Sektor perkeretaapian merupakan salah satu infrastruktur vital yang menjadi urat nadi transportasi massal dan logistik di Indonesia. Keberlangsungan operasionalnya sangat bergantung pada keamanan jalur, stasiun, dan fasilitas pendukung lainnya, yang seluruhnya merupakan aset negara bernilai tinggi. Dalam menjalankan fungsi pengamanan ini, Polsus Kereta Api (Polsuska) memegang peran krusial Guru. Polsuska adalah Tangan Panjang Pemerintah yang secara khusus dilatih untuk Menjaga Aset Negara dan menegakkan peraturan yang berlaku di lingkungan perkeretaapian.

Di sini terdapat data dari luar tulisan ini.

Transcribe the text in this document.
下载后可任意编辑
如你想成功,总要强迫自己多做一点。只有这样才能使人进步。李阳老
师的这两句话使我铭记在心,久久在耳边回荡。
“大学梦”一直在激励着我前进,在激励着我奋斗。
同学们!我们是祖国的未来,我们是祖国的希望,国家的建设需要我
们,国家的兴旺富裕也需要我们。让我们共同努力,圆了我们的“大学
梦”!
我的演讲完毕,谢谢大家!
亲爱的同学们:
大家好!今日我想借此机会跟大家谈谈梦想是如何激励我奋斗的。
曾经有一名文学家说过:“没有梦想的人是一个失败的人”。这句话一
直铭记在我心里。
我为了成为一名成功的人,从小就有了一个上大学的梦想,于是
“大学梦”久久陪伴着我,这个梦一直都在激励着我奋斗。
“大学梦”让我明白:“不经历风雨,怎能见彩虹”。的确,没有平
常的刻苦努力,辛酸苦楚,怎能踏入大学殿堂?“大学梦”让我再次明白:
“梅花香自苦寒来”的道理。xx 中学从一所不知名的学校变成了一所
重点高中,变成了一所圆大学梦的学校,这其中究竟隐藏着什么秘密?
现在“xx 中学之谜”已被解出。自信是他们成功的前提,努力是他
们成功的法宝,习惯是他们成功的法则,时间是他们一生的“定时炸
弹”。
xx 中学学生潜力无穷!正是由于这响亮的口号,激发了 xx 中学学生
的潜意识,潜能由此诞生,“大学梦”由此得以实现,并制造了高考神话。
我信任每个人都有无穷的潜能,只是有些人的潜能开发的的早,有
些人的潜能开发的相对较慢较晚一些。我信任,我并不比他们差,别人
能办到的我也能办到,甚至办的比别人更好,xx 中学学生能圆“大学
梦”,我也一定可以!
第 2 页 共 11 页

Tugas utama Polsuska adalah pencegahan tindak kejahatan dan pelanggaran di seluruh wilayah operasional kereta api. Ini mencakup pengamanan stasiun dari aksi pencopetan, penipuan, hingga vandalisme, serta pengamanan jalur rel dari upaya sabotase atau pencurian komponen rel. Menurut data yang dirilis oleh Direktorat Jenderal Perkeretaapian (DJKA) pada semester I tahun 2025, Polsuska berhasil menurunkan angka kasus pencurian komponen rel sebesar 12% melalui patroli intensif. Patroli ini dilakukan tidak hanya di stasiun utama, tetapi juga sepanjang jalur rel yang panjang dan rawan.

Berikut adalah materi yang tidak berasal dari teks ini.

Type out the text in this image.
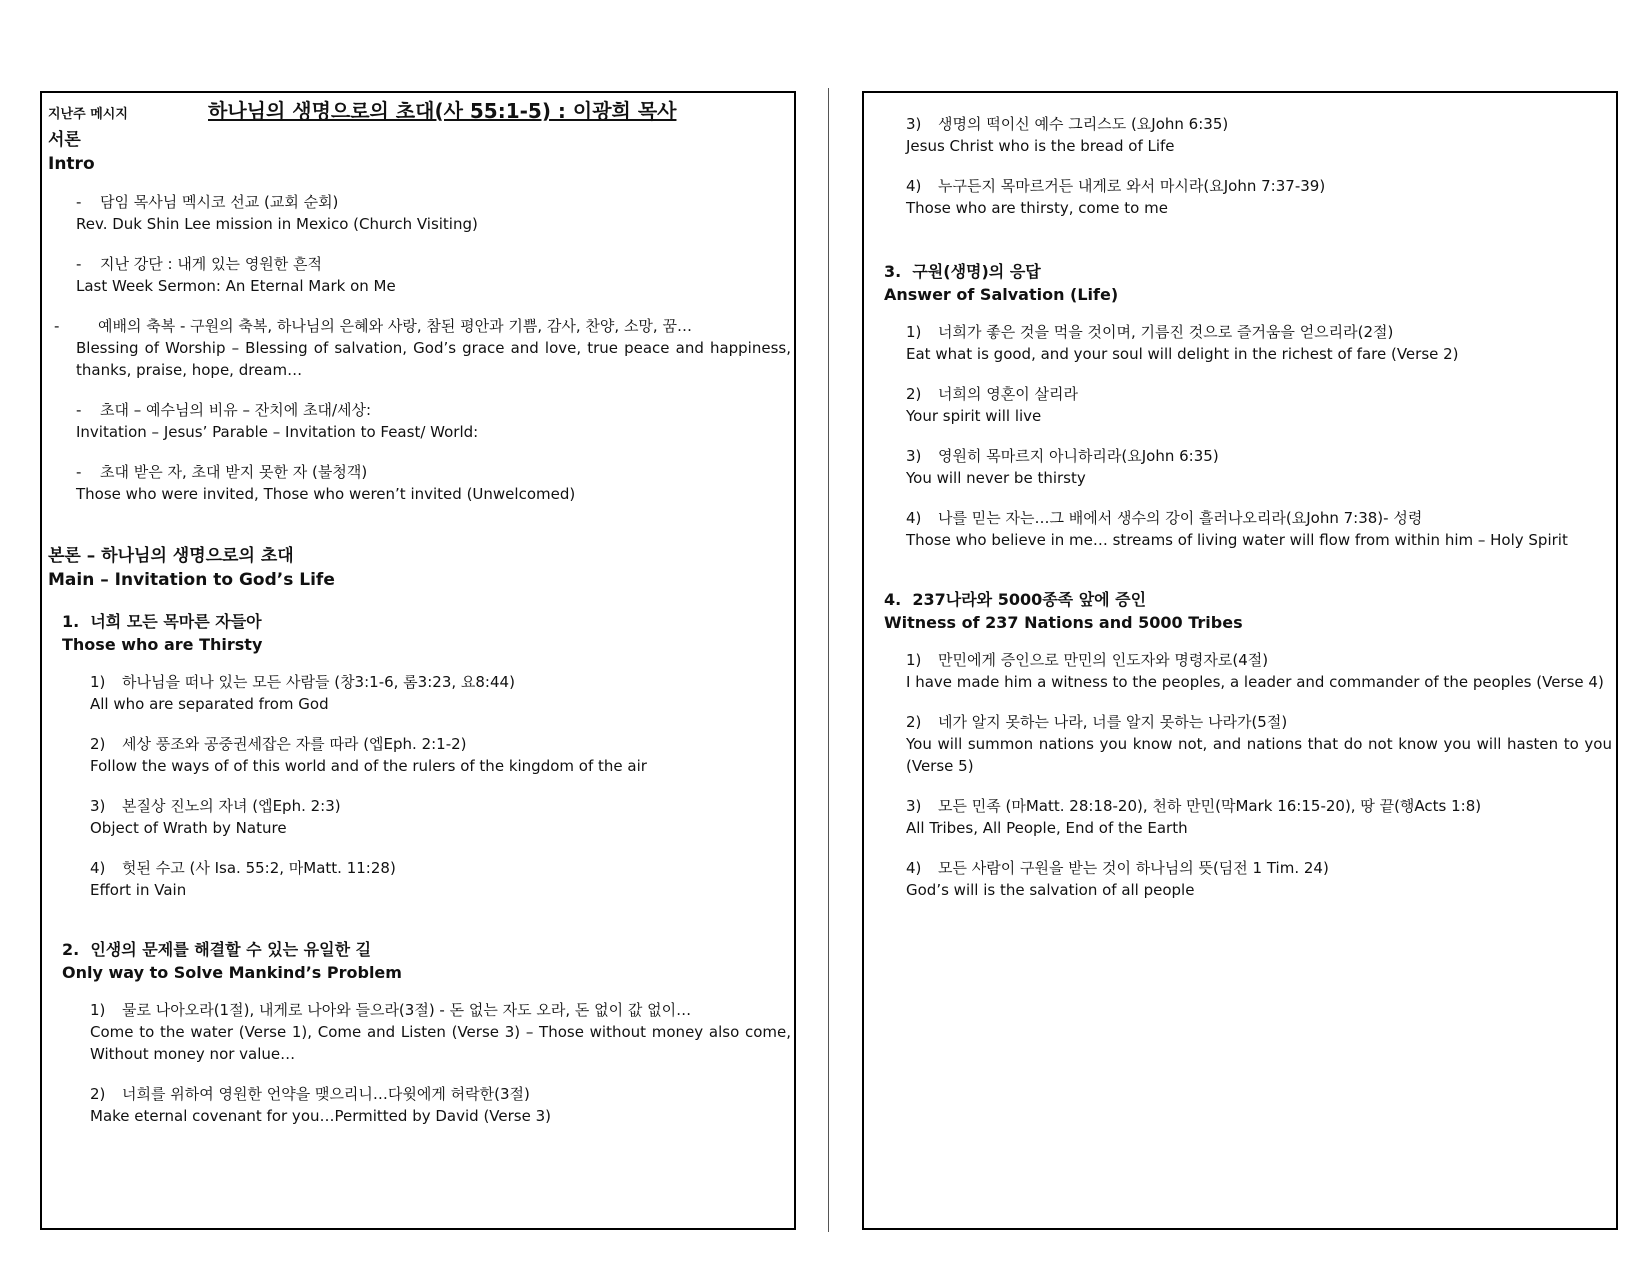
지난주 메시지	하나님의 생명으로의 초대(사 55:1-5) : 이광희 목사
서론
Intro
- 담임 목사님 멕시코 선교 (교회 순회)
Rev. Duk Shin Lee mission in Mexico (Church Visiting)
- 지난 강단 : 내게 있는 영원한 흔적
Last Week Sermon: An Eternal Mark on Me
-	예배의 축복 - 구원의 축복, 하나님의 은혜와 사랑, 참된 평안과 기쁨, 감사, 찬양, 소망, 꿈…
Blessing of Worship – Blessing of salvation, God’s grace and love, true peace and happiness, thanks, praise, hope, dream…
- 초대 – 예수님의 비유 – 잔치에 초대/세상:
Invitation – Jesus’ Parable – Invitation to Feast/ World:
- 초대 받은 자, 초대 받지 못한 자 (불청객)
Those who were invited, Those who weren’t invited (Unwelcomed)
본론 – 하나님의 생명으로의 초대
Main – Invitation to God’s Life
1.  너희 모든 목마른 자들아
Those who are Thirsty
1) 하나님을 떠나 있는 모든 사람들 (창3:1-6, 롬3:23, 요8:44)
All who are separated from God
2) 세상 풍조와 공중권세잡은 자를 따라 (엡Eph. 2:1-2)
Follow the ways of of this world and of the rulers of the kingdom of the air
3) 본질상 진노의 자녀 (엡Eph. 2:3)
Object of Wrath by Nature
4) 헛된 수고 (사 Isa. 55:2, 마Matt. 11:28)
Effort in Vain
2.  인생의 문제를 해결할 수 있는 유일한 길
Only way to Solve Mankind’s Problem
1) 물로 나아오라(1절), 내게로 나아와 들으라(3절) - 돈 없는 자도 오라, 돈 없이 값 없이…
Come to the water (Verse 1), Come and Listen (Verse 3) – Those without money also come, Without money nor value…
2) 너희를 위하여 영원한 언약을 맺으리니…다윗에게 허락한(3절)
Make eternal covenant for you…Permitted by David (Verse 3)
3) 생명의 떡이신 예수 그리스도 (요John 6:35)
Jesus Christ who is the bread of Life
4) 누구든지 목마르거든 내게로 와서 마시라(요John 7:37-39)
Those who are thirsty, come to me
3.  구원(생명)의 응답
Answer of Salvation (Life)
1) 너희가 좋은 것을 먹을 것이며, 기름진 것으로 즐거움을 얻으리라(2절)
Eat what is good, and your soul will delight in the richest of fare (Verse 2)
2) 너희의 영혼이 살리라
Your spirit will live
3) 영원히 목마르지 아니하리라(요John 6:35)
You will never be thirsty
4) 나를 믿는 자는…그 배에서 생수의 강이 흘러나오리라(요John 7:38)- 성령
Those who believe in me… streams of living water will flow from within him – Holy Spirit
4.  237나라와 5000종족 앞에 증인
Witness of 237 Nations and 5000 Tribes
1) 만민에게 증인으로 만민의 인도자와 명령자로(4절)
I have made him a witness to the peoples, a leader and commander of the peoples (Verse 4)
2) 네가 알지 못하는 나라, 너를 알지 못하는 나라가(5절)
You will summon nations you know not, and nations that do not know you will hasten to you (Verse 5)
3) 모든 민족 (마Matt. 28:18-20), 천하 만민(막Mark 16:15-20), 땅 끝(행Acts 1:8)
All Tribes, All People, End of the Earth
4) 모든 사람이 구원을 받는 것이 하나님의 뜻(딤전 1 Tim. 24)
God’s will is the salvation of all people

Polsuska juga memiliki kewenangan terbatas sebagai Penyidik Pegawai Negeri Sipil (PPNS) untuk melakukan tindakan kepolisian. Mereka berhak melakukan penangkapan tertangkap tangan dan menyita barang bukti terkait pelanggaran, seperti orang yang melakukan pelemparan batu ke kereta atau yang menjual tiket ilegal di area stasiun. Sebagai contoh, di Stasiun Besar Tugu Yogyakarta pada 29 November 2025, pukul 15.00, Polsuska menangkap seorang individu yang mencoba masuk tanpa tiket yang sah dan segera memprosesnya sesuai prosedur internal sebelum diserahkan ke pihak kepolisian umum (Polri) jika ditemukan unsur pidana yang lebih berat.

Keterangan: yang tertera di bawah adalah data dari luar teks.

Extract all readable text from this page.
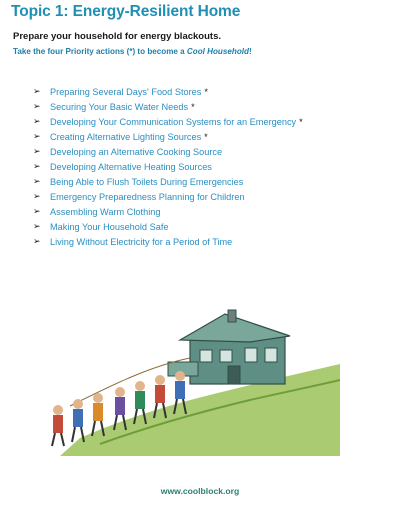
Topic 1: Energy-Resilient Home
Prepare your household for energy blackouts.
Take the four Priority actions (*) to become a Cool Household!
➢	Preparing Several Days' Food Stores *
➢	Securing Your Basic Water Needs *
➢	Developing Your Communication Systems for an Emergency *
➢	Creating Alternative Lighting Sources *
➢	Developing an Alternative Cooking Source
➢	Developing Alternative Heating Sources
➢	Being Able to Flush Toilets During Emergencies
➢	Emergency Preparedness Planning for Children
➢	Assembling Warm Clothing
➢	Making Your Household Safe
➢	Living Without Electricity for a Period of Time
www.coolblock.org
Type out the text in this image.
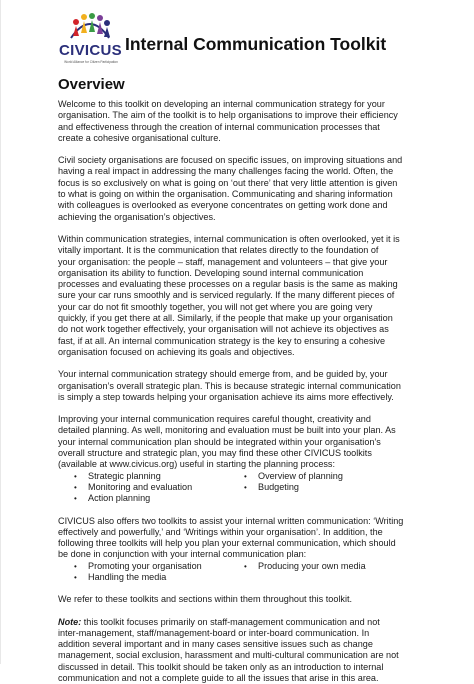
CIVICUS
World Alliance for Citizen Participation
Internal Communication Toolkit
Overview

Welcome to this toolkit on developing an internal communication strategy for your
organisation. The aim of the toolkit is to help organisations to improve their efficiency
and effectiveness through the creation of internal communication processes that
create a cohesive organisational culture.

Civil society organisations are focused on specific issues, on improving situations and
having a real impact in addressing the many challenges facing the world. Often, the
focus is so exclusively on what is going on ‘out there’ that very little attention is given
to what is going on within the organisation. Communicating and sharing information
with colleagues is overlooked as everyone concentrates on getting work done and
achieving the organisation’s objectives.

Within communication strategies, internal communication is often overlooked, yet it is
vitally important. It is the communication that relates directly to the foundation of
your organisation: the people – staff, management and volunteers – that give your
organisation its ability to function. Developing sound internal communication
processes and evaluating these processes on a regular basis is the same as making
sure your car runs smoothly and is serviced regularly. If the many different pieces of
your car do not fit smoothly together, you will not get where you are going very
quickly, if you get there at all. Similarly, if the people that make up your organisation
do not work together effectively, your organisation will not achieve its objectives as
fast, if at all. An internal communication strategy is the key to ensuring a cohesive
organisation focused on achieving its goals and objectives.

Your internal communication strategy should emerge from, and be guided by, your
organisation’s overall strategic plan. This is because strategic internal communication
is simply a step towards helping your organisation achieve its aims more effectively.

Improving your internal communication requires careful thought, creativity and
detailed planning. As well, monitoring and evaluation must be built into your plan. As
your internal communication plan should be integrated within your organisation’s
overall structure and strategic plan, you may find these other CIVICUS toolkits
(available at www.civicus.org) useful in starting the planning process:

•	Strategic planning	•	Overview of planning
•	Monitoring and evaluation	•	Budgeting
•	Action planning

CIVICUS also offers two toolkits to assist your internal written communication: ‘Writing
effectively and powerfully,’ and ‘Writings within your organisation’. In addition, the
following three toolkits will help you plan your external communication, which should
be done in conjunction with your internal communication plan:

•	Promoting your organisation	•	Producing your own media
•	Handling the media

We refer to these toolkits and sections within them throughout this toolkit.

Note: this toolkit focuses primarily on staff-management communication and not
inter-management, staff/management-board or inter-board communication. In
addition several important and in many cases sensitive issues such as change
management, social exclusion, harassment and multi-cultural communication are not
discussed in detail. This toolkit should be taken only as an introduction to internal
communication and not a complete guide to all the issues that arise in this area.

Selain penindakan, Polsuska juga berperan aktif dalam edukasi dan pengawasan ketertiban. Mereka bertanggung jawab memastikan penumpang mematuhi peraturan, seperti larangan merokok di area stasiun, larangan duduk di atap kereta, atau melintasi rel secara ilegal. Tugas Menjaga Aset Negara ini dilakukan 24 jam sehari, 7 hari seminggu, menjamin keselamatan jutaan penumpang dan kelancaran distribusi logistik yang vital bagi perekonomian nasional. Kesigapan Polsuska dalam menghadapi setiap potensi ancaman adalah kunci utama keberlanjutan layanan kereta api.